The following pseudocode demonstrates an experiment our team used to understand the actual impact scale-to-zero has on the response time for serverless functions in IBM Cloud Code Engine. (Details on deploying and deleting serverless applications and accessing the benchmark with curl can be seen in our first blog post.)
Experiment pseudocode:
For pauseTime in 0, 15, 30, 45, 60, 120, 180, 240, 300: Deploy sleep benchmark on IBM Cloud Code Engine Repeat five times: Pause pauseTime seconds, then access benchmark with curl command Delete sleep benchmark from IBM Cloud Code Engine
Running this experiment, we learned that without tuning, a warmed up serverless function that has been accessed within the past 60 seconds will respond on average in 0.22 seconds, and a cold serverless function that has not been accessed for over 60 seconds will respond on average in 17.2 seconds. This does seem reasonable, since in one case, the pod is running and available to reply to requests, and in the other case, a pod and other networking services must be deployed. There are certainly many use cases in which the advantage of resource and cost savings offered by scale-to-zero overcome the disadvantage of a potentially slower response time for cold requests.
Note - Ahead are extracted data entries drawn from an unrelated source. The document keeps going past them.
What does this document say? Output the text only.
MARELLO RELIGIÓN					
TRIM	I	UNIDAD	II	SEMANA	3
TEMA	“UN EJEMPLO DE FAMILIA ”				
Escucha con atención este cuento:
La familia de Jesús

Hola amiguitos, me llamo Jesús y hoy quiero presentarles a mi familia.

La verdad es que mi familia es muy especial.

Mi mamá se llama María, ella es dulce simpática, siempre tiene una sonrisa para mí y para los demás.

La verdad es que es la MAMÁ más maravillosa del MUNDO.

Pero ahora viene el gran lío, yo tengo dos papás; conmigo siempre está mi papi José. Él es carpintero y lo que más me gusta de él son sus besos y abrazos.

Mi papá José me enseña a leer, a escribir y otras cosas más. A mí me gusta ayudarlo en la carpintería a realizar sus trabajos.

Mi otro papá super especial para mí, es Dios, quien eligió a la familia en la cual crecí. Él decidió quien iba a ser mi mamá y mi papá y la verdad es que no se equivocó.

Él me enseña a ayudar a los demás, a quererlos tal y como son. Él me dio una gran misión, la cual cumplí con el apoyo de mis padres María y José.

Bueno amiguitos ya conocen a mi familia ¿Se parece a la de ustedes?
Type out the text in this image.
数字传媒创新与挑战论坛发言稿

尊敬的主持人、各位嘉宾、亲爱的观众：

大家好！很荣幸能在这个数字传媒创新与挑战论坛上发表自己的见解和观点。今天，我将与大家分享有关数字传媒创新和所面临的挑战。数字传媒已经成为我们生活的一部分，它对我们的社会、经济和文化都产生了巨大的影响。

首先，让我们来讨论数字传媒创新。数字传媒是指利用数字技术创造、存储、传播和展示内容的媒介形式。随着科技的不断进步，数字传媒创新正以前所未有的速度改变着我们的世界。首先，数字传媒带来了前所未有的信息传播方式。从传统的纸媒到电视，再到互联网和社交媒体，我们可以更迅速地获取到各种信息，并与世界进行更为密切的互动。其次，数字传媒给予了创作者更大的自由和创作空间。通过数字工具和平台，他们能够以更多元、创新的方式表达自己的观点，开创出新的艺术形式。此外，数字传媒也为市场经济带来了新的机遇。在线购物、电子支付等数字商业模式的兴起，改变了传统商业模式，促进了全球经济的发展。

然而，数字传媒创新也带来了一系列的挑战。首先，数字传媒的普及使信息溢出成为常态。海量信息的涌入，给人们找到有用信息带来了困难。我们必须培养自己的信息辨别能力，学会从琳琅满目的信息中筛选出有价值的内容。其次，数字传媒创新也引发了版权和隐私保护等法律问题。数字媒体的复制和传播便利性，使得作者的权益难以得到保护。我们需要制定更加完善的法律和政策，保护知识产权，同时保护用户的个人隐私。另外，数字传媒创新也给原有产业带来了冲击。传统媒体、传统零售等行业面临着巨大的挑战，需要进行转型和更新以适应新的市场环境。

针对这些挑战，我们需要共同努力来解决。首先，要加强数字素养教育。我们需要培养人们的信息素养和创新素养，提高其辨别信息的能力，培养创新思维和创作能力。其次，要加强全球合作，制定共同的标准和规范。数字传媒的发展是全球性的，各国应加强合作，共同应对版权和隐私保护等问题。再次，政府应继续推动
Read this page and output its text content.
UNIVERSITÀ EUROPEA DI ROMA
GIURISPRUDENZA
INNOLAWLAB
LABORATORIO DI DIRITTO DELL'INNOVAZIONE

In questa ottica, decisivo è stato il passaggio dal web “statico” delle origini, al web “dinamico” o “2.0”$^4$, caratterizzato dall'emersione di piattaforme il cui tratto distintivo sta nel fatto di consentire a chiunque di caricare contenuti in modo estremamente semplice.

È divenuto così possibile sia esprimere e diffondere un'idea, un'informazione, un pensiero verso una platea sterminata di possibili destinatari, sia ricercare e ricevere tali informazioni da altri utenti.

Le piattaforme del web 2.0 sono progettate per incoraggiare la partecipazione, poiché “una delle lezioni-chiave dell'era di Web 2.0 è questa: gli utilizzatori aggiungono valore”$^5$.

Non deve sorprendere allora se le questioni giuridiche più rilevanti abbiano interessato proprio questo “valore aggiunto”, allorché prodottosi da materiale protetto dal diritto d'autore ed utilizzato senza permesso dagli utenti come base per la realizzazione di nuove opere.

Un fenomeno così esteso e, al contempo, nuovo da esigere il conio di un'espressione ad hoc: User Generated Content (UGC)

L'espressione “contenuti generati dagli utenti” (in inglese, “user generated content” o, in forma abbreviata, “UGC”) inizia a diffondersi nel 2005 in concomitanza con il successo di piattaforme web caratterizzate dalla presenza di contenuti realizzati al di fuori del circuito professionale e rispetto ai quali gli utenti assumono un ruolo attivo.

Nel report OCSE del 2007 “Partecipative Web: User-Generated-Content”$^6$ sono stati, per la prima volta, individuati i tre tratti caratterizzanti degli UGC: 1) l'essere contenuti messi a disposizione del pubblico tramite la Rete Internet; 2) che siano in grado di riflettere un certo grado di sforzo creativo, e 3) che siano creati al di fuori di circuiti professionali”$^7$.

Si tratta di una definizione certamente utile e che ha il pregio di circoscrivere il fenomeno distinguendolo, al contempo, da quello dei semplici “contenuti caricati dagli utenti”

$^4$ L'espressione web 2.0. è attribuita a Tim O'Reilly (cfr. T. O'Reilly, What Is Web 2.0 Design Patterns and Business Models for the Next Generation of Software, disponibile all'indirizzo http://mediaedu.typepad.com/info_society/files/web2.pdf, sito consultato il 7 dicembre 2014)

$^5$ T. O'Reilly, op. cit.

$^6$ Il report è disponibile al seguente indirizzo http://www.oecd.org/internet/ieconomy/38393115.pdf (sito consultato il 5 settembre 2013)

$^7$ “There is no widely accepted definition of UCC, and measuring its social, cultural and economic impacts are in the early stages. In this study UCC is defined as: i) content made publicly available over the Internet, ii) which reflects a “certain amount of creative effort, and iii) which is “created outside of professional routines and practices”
Sample command to start Knative Quarkus Bench on IBM Cloud Code Engine for this experiment:
ibmcloud code-engine application create --name sleep --image ghcr.io/ibm/knative-quarkus-bench/graph-sleep:jvm
Sample command used to access and measure sleep bench response time:
$ URL=$(ibmcloud ce app list | grep sleep | tr -s ' ' | cut -d ' ' -f 3) $ /usr/bin/time curl -s -w "\n" -H 'Content-Type:application/json' -d '"0"' -X POST ${URL}/sleep
Next, we experimented with tuning to support use cases where slow cold requests are not acceptable. The min-scale option can be specified when creating applications in IBM Cloud Code Engine. The default value for this option is zero, which permits the number of pods to scale down to zero, thus enabling scale-to-zero.
Theoretically, if min-scale is set to 1 , there will always be at least a single pod that can ideally promptly service requests even if there has been no activity for longer than 60 seconds. We verified this behavior by modifying the previous experiment to use --min-scale 1 when creating the serverless function application and then measured the response time after varying pause times, as before. We observed that regardless of pause time, the average response time was 0.22 seconds. Hence, setting --min-scale to at least 1 will significantly improve cold request performance.
Figure 1: Default vs. tuned average serverless function response time after varying periods of inactivity
This post has demonstrated how to use Knative Quarkus Bench to determine the potential performance differences between cold and warm requests to serverless functions. Furthermore, we demonstrated how to use the --min-scale option to avoid the potential performance impacts of scale-to-zero.
We encourage those currently running serverless functions on IBM Cloud Code Engine to consider if their workload could benefit from using the --min-scale option to improve cold-request performance. If you have not already tried out serverless function applications, check out the step-by-step instructions in our first blog post to deploy and access a serverless benchmark application.